Marcos spent her childhood in the shadow of the Malacañang Palace in San Miguel District in Manila, since her family then lived near San Miguel Church. After Marcos's mother Remedios died, and their home foreclosed, her father, Vicente, moved his family back to Leyte to live with relatives, where Marcos earned a bachelor's degree in education at St. Paul's College.

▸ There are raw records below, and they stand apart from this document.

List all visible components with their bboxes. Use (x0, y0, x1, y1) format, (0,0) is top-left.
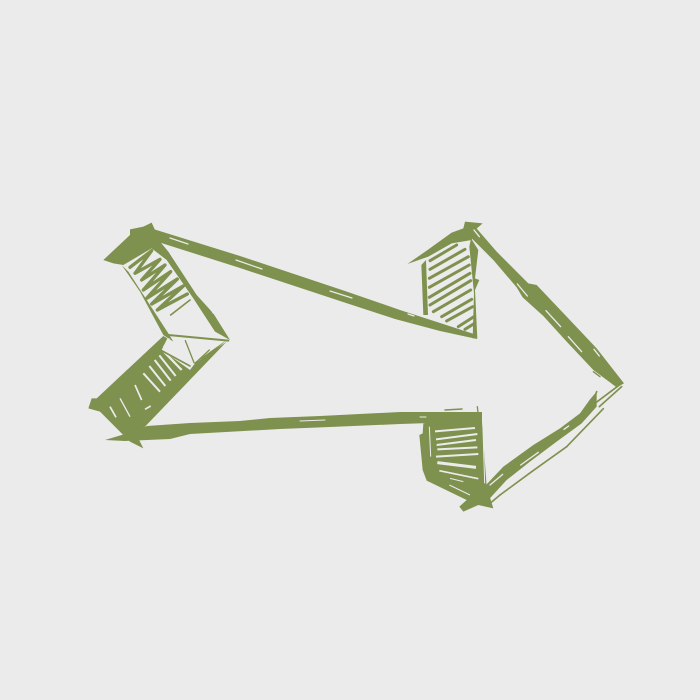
lower left barb (88, 336, 227, 448)
top shaft edge (150, 228, 477, 339)
arrowhead lower barb (419, 407, 493, 512)
arrowhead upper barb (407, 222, 483, 338)
arrowhead upper edge (465, 223, 624, 387)
bottom shaft edge (105, 409, 482, 441)
arrowhead lower edge (486, 383, 622, 503)
upper left barb (103, 223, 230, 342)
arrow drawing (88, 222, 624, 512)
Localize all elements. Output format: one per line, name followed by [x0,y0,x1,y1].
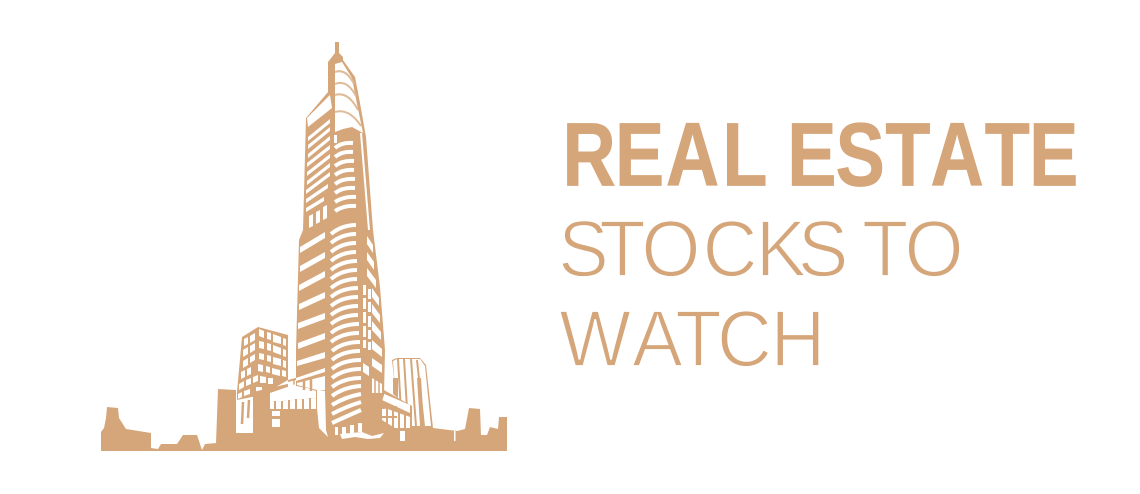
right round tower [392,358,433,428]
tower top white crown [335,62,363,133]
title: REAL ESTATE: REAL ESTATE [563,106,1078,205]
illustration: skyline and tower [101,42,507,451]
left office building [237,327,288,426]
subtitle line: STOCKS TO: STOCKS TO [558,203,964,293]
lower podium blocks [253,372,412,437]
skyline silhouette [101,389,507,451]
lower left facade stripes [296,232,325,381]
subtitle line: WATCH: WATCH [559,293,825,383]
right edge highlight [361,133,369,230]
upper left facade stripes [306,95,332,228]
window slit [334,135,337,143]
tower base cut-outs [335,423,456,441]
tower body [296,42,385,432]
main tower [296,42,385,432]
lower facade windows [297,376,325,390]
central curved balcony bands [331,143,361,423]
crown curves [335,71,361,126]
right facade windows [363,236,382,393]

She became a beauty queen. At the age of 18, she was crowned the "Rose of Tacloban," became "Miss Leyte", went to Manila in 1953. Her photogenic face soon graced many of Manila's magazine covers and she was named the "Muse of Manila" by then Manila Mayor, Arsenio Lacson, a special title given her after she protested her loss in the Miss Manila pageant. In 1954, Marcos met then-Ilocos Norte Congressman Ferdinand E. Marcos. After a whirlwind courtship in Baguio during Holy Week, they were married in May of that year at the Manila Pro-Cathedral Church with President Ramon Magsaysay as principal sponsor. They have four children: Maria Imelda "Imee" Marcos, Ferdinand "Bongbong" Marcos, Jr., Irene Marcos, and Aimee Marcos, who was adopted.
In 1966, Ferdinand Marcos became the 10th President of the Philippines. Together with Imelda, he would rule the Philippines from September 21, 1972 up to his removal in February 1986 in the famous People Power Revolution when he fled the Philippines.